Lift Don’t Suppress Others

Lift Don’t Suppress Others.

Thirty-five Years After How to Suppress Women’s Writing

In 1983, the University of Texas Press published Joanna Russ’s landmark “How to Suppress Women’s Writing”, which enumerated and elaborated on the many ways women writers had been kept out of the canon. Almost forty years later, it remains distressingly true that, as Russ wrote, “If certain people are not supposed to have the ability to produce ‘great’ literature, and if this supposition is one of the means used to keep such people in their place, the ideal situation… is one in which such people

Although Joanna Russ’s “How to Suppress Women’s Writing,” is out of print, the ideas that animate it remain relevant: women writers are still praised for intuition instead of effort, scorned for writing about the “personal” as opposed to the public. Moreover, as the VIDA count proves, year in and year out, women’s writing is rarely showered with the critical attention nor the awards that men’s writing receives. This generation of women writers seeks to remediate the status quo for the benefit of the other.

Shirley Jackson was a literary superstar of the 1940s, 50s and 60s. Her work won the O’Henry award and was shortlisted for the National Book award. She’s best known for “The Lottery,” which is one of the most famous stories in American literature.

In her memoir, Life Among the Savages, Jackson wrote about going to the hospital to deliver her third child, and having the following exchange with the receptionist:

“Occupation?”

“Writer,” I said.

“Housewife,” she said.

“Writer,” I said.

“I’ll just put down housewife,” she said.

Rosie Cima writes for The Pudding a website that https://pudding.cool/2017/06/best-sellers/ wrote this:

“The gender ratio of the authors on the New York Times Best Seller list is one way to gauge how being a female writer today might be different from 70 years ago, in Shirley Jackson’s time.
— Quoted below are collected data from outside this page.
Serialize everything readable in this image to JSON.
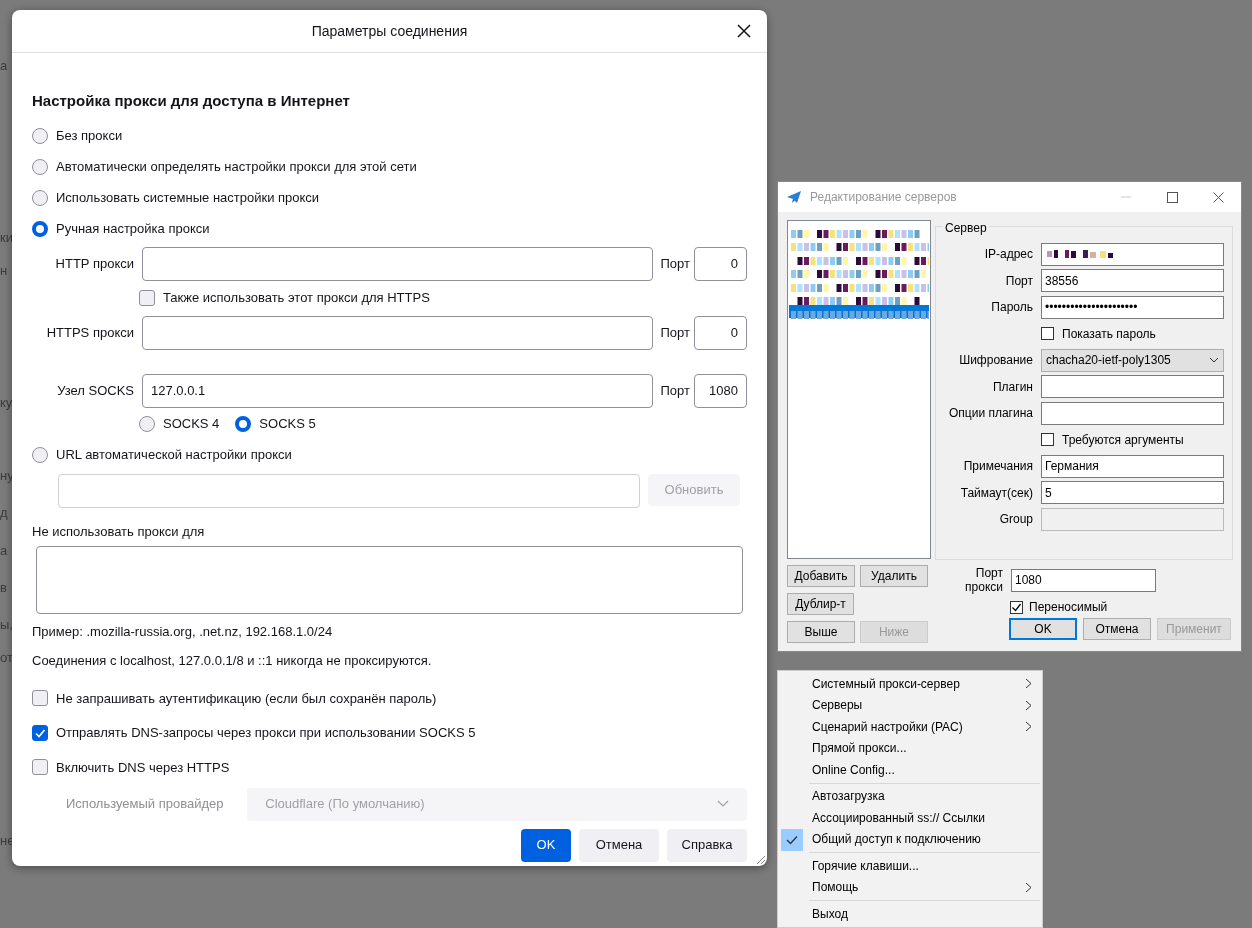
{
  "background_fragments": [
    "а",
    "ки",
    "н",
    "ку",
    "ну",
    "д",
    "а",
    "в",
    "ы,",
    "от",
    "не"
  ],
  "connection_dialog": {
    "title": "Параметры соединения",
    "heading": "Настройка прокси для доступа в Интернет",
    "proxy_modes": [
      {
        "label": "Без прокси",
        "selected": false
      },
      {
        "label": "Автоматически определять настройки прокси для этой сети",
        "selected": false
      },
      {
        "label": "Использовать системные настройки прокси",
        "selected": false
      },
      {
        "label": "Ручная настройка прокси",
        "selected": true
      },
      {
        "label": "URL автоматической настройки прокси",
        "selected": false
      }
    ],
    "http_proxy": {
      "label": "HTTP прокси",
      "port_label": "Порт",
      "port": "0"
    },
    "also_https": {
      "label": "Также использовать этот прокси для HTTPS",
      "checked": false
    },
    "https_proxy": {
      "label": "HTTPS прокси",
      "port_label": "Порт",
      "port": "0"
    },
    "socks_host": {
      "label": "Узел SOCKS",
      "value": "127.0.0.1",
      "port_label": "Порт",
      "port": "1080"
    },
    "socks_versions": [
      {
        "label": "SOCKS 4",
        "selected": false
      },
      {
        "label": "SOCKS 5",
        "selected": true
      }
    ],
    "reload_button": {
      "label": "Обновить",
      "disabled": true
    },
    "no_proxy_label": "Не использовать прокси для",
    "example": "Пример: .mozilla-russia.org, .net.nz, 192.168.1.0/24",
    "localhost_note": "Соединения с localhost, 127.0.0.1/8 и ::1 никогда не проксируются.",
    "options": [
      {
        "label": "Не запрашивать аутентификацию (если был сохранён пароль)",
        "checked": false
      },
      {
        "label": "Отправлять DNS-запросы через прокси при использовании SOCKS 5",
        "checked": true
      },
      {
        "label": "Включить DNS через HTTPS",
        "checked": false
      }
    ],
    "provider": {
      "label": "Используемый провайдер",
      "value": "Cloudflare (По умолчанию)",
      "disabled": true
    },
    "buttons": [
      {
        "label": "OK",
        "kind": "primary"
      },
      {
        "label": "Отмена",
        "kind": "secondary"
      },
      {
        "label": "Справка",
        "kind": "secondary"
      }
    ]
  },
  "server_editor": {
    "title": "Редактирование серверов",
    "servers": [
      {
        "selected": false
      },
      {
        "selected": false
      },
      {
        "selected": false
      },
      {
        "selected": false
      },
      {
        "selected": false
      },
      {
        "selected": false
      },
      {
        "selected": true
      }
    ],
    "group_label": "Сервер",
    "fields": [
      {
        "kind": "redacted",
        "label": "IP-адрес"
      },
      {
        "kind": "text",
        "label": "Порт",
        "value": "38556"
      },
      {
        "kind": "text",
        "label": "Пароль",
        "value": "••••••••••••••••••••••"
      },
      {
        "kind": "checkbox",
        "label": "Показать пароль",
        "checked": false
      },
      {
        "kind": "select",
        "label": "Шифрование",
        "value": "chacha20-ietf-poly1305"
      },
      {
        "kind": "text",
        "label": "Плагин"
      },
      {
        "kind": "text",
        "label": "Опции плагина"
      },
      {
        "kind": "checkbox",
        "label": "Требуются аргументы",
        "checked": false
      },
      {
        "kind": "text",
        "label": "Примечания",
        "value": "Германия"
      },
      {
        "kind": "text",
        "label": "Таймаут(сек)",
        "value": "5"
      },
      {
        "kind": "text",
        "label": "Group",
        "disabled": true
      }
    ],
    "list_buttons": [
      {
        "label": "Добавить",
        "disabled": false
      },
      {
        "label": "Удалить",
        "disabled": false
      },
      {
        "label": "Дублир-т",
        "disabled": false
      },
      {
        "label": "Выше",
        "disabled": false
      },
      {
        "label": "Ниже",
        "disabled": true
      }
    ],
    "proxy_port": {
      "label": "Порт прокси",
      "value": "1080"
    },
    "portable": {
      "label": "Переносимый",
      "checked": true
    },
    "dialog_buttons": [
      {
        "label": "OK",
        "default": true,
        "disabled": false
      },
      {
        "label": "Отмена",
        "default": false,
        "disabled": false
      },
      {
        "label": "Применит",
        "default": false,
        "disabled": true
      }
    ]
  },
  "tray_menu": {
    "items": [
      {
        "kind": "item",
        "label": "Системный прокси-сервер",
        "submenu": true,
        "checked": false
      },
      {
        "kind": "item",
        "label": "Серверы",
        "submenu": true,
        "checked": false
      },
      {
        "kind": "item",
        "label": "Сценарий настройки (PAC)",
        "submenu": true,
        "checked": false
      },
      {
        "kind": "item",
        "label": "Прямой прокси...",
        "submenu": false,
        "checked": false
      },
      {
        "kind": "item",
        "label": "Online Config...",
        "submenu": false,
        "checked": false
      },
      {
        "kind": "separator"
      },
      {
        "kind": "item",
        "label": "Автозагрузка",
        "submenu": false,
        "checked": false
      },
      {
        "kind": "item",
        "label": "Ассоциированный ss:// Ссылки",
        "submenu": false,
        "checked": false
      },
      {
        "kind": "item",
        "label": "Общий доступ к подключению",
        "submenu": false,
        "checked": true
      },
      {
        "kind": "separator"
      },
      {
        "kind": "item",
        "label": "Горячие клавиши...",
        "submenu": false,
        "checked": false
      },
      {
        "kind": "item",
        "label": "Помощь",
        "submenu": true,
        "checked": false
      },
      {
        "kind": "separator"
      },
      {
        "kind": "item",
        "label": "Выход",
        "submenu": false,
        "checked": false
      }
    ]
  }
}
Books by women consistently made up about a quarter of the list in the 1950s. Over the course of the 1960s and 1970s, female representation on the list fluctuated dramatically. The rate of books by women got as high as 38% in 1970, and as low as 14% in 1975. (Some of this was simple math: from 1963 to 1977, the New York Times capped the list to 10 books per week. This made the annual list of best sellers shorter and the gender ratio more sensitive to changes in the counts from year to year.)

This volatility didn’t result in permanent change: in both 1990 and 1950, 28% of the books on the list were written by women. In the 1990s, women finally made steady gains on the list over ten years. 2001 saw the highest ratio of all time: 50% women, 50% men, later dipping to 48% in 2016.

This appears to be good news. Among commercially successful authors in Shirley Jackson’s time, men outnumbered women 3 to 1. Now, that number is close to 1 to 1.” This appears to be good news.

But it’s not.

Here’s why. Although the absolute ratio appears more closely aligned, it is the relative data that we are interested in to understand if women writers are celebrated to the same extent as men.

If there are more overall numbers of published women authors yet more men are making the lists then there is not equality; men are getting the reviews, the publishing house money for promotion, the buzz.

Given this data, and data it is, the discussion of how women’s writing is suppressed in overt and covert ways is relevant.

Of course, this is part of the systematic sexism that occurs culturally and is a trickle-down effect from the patriarchy. Of course, this is not only in writing; it occurs in all of the arts, STEM (science, technology, engineering and math).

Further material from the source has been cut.